We know that if $ax^2+bx+c=0$ with $a\ne0$, then the solution(s) can be given by the quadratic formula $x=\frac{-b \pm \sqrt{b^2-4ac}}{2a}$.
But what if we want to solve a quadratic inequality such as $ax^2+bx+c>0$?
First, if $ax^2+bx+c$ can be factored into $(x+p)(x+q)$, then we have $(x+p)(x+q)>0$, so we know:
- Both $(x+p)$ and $(x+q)$ are positive; or,
- Both $(x+p)$ and $(x+q)$ are negative.
For the first case, we have $(x+p)>0$ and $(x+q)>0$, which simplify to $x>-p$ and $x>-q$, which is just $x>\max\{-p,-q\}$.
For the second case, we have (x+p)<0 and (x+q)<0, which simplify to x<-p and x<-q, which is just x<\min\{-p,-q\}.
So the final answer is just x\in\{x:x>\max\{-p,-q\}\text{ or }x<\min\{-p,-q\}\}.
Next suppose $\sqrt{b^2-4ac}$ is imaginary. Then we have two cases:
- $a>0$ so that the graph of $f(x)=ax^2+bx+c$ is completely above the $x$-axis. Then all real numbers are solutions to $ax^2+bx+c>0$.
- a<0 so that the graph of $f(x)=ax^2+bx+c$ is completely below the $x$-axis. Then no real number is a solution.

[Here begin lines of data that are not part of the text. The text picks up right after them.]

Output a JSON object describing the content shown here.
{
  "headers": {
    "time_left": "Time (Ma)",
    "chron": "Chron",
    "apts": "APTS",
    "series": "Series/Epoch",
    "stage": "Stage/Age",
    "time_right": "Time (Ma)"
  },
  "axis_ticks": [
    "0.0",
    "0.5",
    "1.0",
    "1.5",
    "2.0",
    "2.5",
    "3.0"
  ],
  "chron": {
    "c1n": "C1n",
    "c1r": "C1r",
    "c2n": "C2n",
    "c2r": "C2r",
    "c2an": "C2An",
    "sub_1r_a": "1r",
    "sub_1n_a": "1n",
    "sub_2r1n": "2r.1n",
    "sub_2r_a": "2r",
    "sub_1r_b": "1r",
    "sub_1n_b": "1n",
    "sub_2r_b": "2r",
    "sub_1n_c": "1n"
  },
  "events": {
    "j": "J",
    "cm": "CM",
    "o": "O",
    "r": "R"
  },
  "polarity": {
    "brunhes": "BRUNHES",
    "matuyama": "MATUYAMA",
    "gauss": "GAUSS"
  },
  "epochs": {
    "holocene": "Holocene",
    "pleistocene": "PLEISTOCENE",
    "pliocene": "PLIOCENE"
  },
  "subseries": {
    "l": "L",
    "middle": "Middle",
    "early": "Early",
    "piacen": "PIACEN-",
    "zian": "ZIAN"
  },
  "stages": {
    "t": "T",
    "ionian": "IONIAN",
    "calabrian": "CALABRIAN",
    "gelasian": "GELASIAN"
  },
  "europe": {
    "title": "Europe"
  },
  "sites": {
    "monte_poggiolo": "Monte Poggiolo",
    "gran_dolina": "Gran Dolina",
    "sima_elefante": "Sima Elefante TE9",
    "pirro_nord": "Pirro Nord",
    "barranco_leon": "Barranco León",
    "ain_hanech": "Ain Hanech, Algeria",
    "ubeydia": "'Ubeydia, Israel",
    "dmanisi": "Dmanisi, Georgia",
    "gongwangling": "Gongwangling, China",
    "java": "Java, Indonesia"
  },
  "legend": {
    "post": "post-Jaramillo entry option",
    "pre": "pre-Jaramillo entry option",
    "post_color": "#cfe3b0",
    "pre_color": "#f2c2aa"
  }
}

Now suppose $ax^2+bx+c$ does not factor. Then "force-factor" using the quadratic equation into $(x-\frac{-b + \sqrt{b^2-4ac}}{2a})$ and $(x-\frac{-b - \sqrt{b^2-4ac}}{2a})$ and repeat the steps above. Another way to think about this: since we are guaranteed that $\sqrt{b^2-4ac}$ is real (we took care of the imaginary cases already), we can divide the real number line into three intervals: $(-\infty,\frac{-b - \sqrt{b^2-4ac}}{2a})$, $(\frac{-b - \sqrt{b^2-4ac}}{2a},\frac{-b + \sqrt{b^2-4ac}}{2a})$, and $(\frac{-b + \sqrt{b^2-4ac}}{2a},+\infty)$ (or the other way round if a<0). Then check some number in each interval, and if that number is greater than $0$, then include that entire interval in the final answer. Otherwise don't include it. We can also do this by taking the outer two intervals when $a>0$ and taking the middle interval when a<0 (I think).
Questions: (1) Is this approach correct? (2) If so, is there a more efficient way to do it, i.e., how might one go about programming an algorithm for this type of problem?